With reference to the previous post, here are a few stastistics Tan Sri Muhyiddin Yassin ought to look at before dismissing the very real concerns of Malaysian-Indians.†
Ethnic Indians make up 7.5 percent of the total population of Malaysia. If one were to go purely by government-released statistics, the Indian community would seem comfortably off: mean monthly gross household income of Indians in 2002 was RM3,044 compared to RM2,702 in 1999, an increase in real terms of 4.2 percent per annum and a whole 1 percent above the national average; incidence of poverty within the community declined steadily from 39.2 percent in 1970 to 2.5 percent in 2007, notwithstanding the decision by government statisticians to set the poverty line at RM529, a ridiculously low amount at best.
However, other numbers paint a bleaker picture. Indians constitute 30 percent of those in the bottom 40 percent of the population in terms of wage earnings. Indian share of corporate equity remained stagnant at 1.5 percent between 1995 and 1999 before falling to 1.2 percent in 2004 and declining further still to 1.1 percent in 2006. More than 30 percent of Indians do not own a house, compared to 25.2 percent of Malays and 17.6 percent of Chinese.
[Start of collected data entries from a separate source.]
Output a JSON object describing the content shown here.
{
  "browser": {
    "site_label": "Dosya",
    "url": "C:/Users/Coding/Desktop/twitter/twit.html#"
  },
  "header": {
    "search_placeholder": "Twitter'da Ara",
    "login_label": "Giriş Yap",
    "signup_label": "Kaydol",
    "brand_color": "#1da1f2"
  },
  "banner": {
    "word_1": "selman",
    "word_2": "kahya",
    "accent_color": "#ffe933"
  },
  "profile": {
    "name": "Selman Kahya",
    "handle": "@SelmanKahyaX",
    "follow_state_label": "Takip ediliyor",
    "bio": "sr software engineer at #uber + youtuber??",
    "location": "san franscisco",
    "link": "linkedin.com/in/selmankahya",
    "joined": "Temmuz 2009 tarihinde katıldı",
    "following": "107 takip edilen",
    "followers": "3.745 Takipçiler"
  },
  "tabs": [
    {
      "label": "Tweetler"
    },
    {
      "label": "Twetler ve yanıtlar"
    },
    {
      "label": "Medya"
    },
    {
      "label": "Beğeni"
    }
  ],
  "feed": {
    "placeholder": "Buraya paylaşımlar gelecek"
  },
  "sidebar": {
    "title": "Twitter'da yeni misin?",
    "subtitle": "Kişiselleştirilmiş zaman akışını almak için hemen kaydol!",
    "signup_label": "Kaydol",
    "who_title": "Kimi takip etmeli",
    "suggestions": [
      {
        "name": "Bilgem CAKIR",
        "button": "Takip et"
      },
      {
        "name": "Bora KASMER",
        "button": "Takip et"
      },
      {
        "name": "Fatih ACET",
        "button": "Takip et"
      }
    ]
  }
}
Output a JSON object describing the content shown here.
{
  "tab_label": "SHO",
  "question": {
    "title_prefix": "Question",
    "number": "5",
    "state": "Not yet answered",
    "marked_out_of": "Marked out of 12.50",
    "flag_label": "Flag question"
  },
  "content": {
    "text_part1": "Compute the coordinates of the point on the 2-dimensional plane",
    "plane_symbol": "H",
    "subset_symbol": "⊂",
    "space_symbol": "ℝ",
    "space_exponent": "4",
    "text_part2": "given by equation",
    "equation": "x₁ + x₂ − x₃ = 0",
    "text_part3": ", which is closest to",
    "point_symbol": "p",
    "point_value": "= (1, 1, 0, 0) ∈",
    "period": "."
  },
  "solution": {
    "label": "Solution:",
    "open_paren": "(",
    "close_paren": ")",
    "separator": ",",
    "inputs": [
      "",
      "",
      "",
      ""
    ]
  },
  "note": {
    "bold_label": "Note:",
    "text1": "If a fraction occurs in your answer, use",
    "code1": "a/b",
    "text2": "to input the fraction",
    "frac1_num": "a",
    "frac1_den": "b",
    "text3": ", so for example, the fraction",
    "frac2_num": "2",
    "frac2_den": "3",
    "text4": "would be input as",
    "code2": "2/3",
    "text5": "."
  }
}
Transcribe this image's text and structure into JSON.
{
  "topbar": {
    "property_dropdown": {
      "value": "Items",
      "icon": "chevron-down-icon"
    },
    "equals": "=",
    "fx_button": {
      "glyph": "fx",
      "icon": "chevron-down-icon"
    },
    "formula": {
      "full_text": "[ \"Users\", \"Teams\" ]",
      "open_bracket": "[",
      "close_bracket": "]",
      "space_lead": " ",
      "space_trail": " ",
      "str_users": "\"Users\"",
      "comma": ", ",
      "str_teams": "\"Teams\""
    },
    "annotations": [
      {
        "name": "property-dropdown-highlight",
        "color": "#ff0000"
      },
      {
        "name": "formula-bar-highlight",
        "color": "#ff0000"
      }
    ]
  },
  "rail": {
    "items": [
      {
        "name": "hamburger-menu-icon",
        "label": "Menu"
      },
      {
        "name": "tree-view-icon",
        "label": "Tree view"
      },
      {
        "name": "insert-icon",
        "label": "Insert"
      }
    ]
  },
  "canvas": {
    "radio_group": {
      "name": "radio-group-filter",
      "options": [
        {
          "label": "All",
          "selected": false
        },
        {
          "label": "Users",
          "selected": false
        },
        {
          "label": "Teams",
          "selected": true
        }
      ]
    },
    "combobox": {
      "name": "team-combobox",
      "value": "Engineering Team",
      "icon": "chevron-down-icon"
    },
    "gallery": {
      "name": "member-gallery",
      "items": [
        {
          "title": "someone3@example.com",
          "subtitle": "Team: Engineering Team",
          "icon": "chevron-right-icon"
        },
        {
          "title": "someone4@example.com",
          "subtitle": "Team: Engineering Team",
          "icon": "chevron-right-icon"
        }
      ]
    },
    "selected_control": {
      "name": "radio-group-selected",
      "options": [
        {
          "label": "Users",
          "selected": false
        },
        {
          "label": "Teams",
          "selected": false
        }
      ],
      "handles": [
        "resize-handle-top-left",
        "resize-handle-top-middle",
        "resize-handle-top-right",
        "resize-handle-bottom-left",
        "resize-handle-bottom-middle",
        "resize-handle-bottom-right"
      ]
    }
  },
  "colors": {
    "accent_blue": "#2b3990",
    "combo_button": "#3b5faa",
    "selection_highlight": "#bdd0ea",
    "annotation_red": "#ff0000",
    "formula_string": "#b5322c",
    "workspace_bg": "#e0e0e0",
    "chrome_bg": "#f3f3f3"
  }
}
Indians have the lowest life expectancy among the major ethnic groups—in 2004, this was 71.1 years compared to 76.4 years for the Chinese and 72.5 years for the Malays—while Indian males in particular have shown the least degree of improvement in this measure since independence. (Indeed, during the first 30 years of Malaysia's existence, the community on the whole registered the lowest annual increments in life expectancy.) On top of all this, Indians present the highest suicide rate at 21.1 suicides per 100,000 Indians, compared to 8.6 per 100,000 Chinese and 2.6 per 100,000 Malays.
Indians also make up a disproportionate number of those charged or convicted of serious crimes in Malaysia, as attested to by Assistant Commissioner of Police Amar Singh Sidhu in his report, 'The Rise Of Crime In Malaysia'. (Cue proponents of strain theory.) In it, he identifies 'the Indian problem', described as 'the involvement of Indian youth in murder, arson, gang-clashes, rioting, hijacking, factory break-ins and robberies, slashing, extortions and drug trafficking'. As evidence, he points to the fact that, of the 702 inmates at the Simpang Renggam Rehabilitation Centre who were remanded under preventive detention laws for violent crimes, 45 percent were Indians—this jells with an earlier claim that 34 percent of all murders committed nationally in 1994 were perpetrated by Indians—and the prevalence of 'Indian thug gangs', a grouping that accounts for 32.3 percent of all registered gangs in Malaysia.
Muhyiddin (and the rest of the administration, for that matter) would do well to heed the old proverb: as you sow, so shall you reap. If they are foolish and inhumane enough to ignore the danger signs of a hardening underclass right in the urban heart of Malaysia, they might awake one day soon to a bumper crop of discontent.
† All statistics taken from the Eighth Malaysia Plan, the Mid-Term Review of the Eighth Malaysia Plan and this CPPS report, unless otherwise stated.
---
Update, 24th February 2009:
Malaysiakini has put together a documentary (parts one, two and three) that does a good job of examining the communal grievances, both proximal and long-standing, which allowed for the rise to prominence of the Hindu Rights Action Force (HINDRAF) in national politics.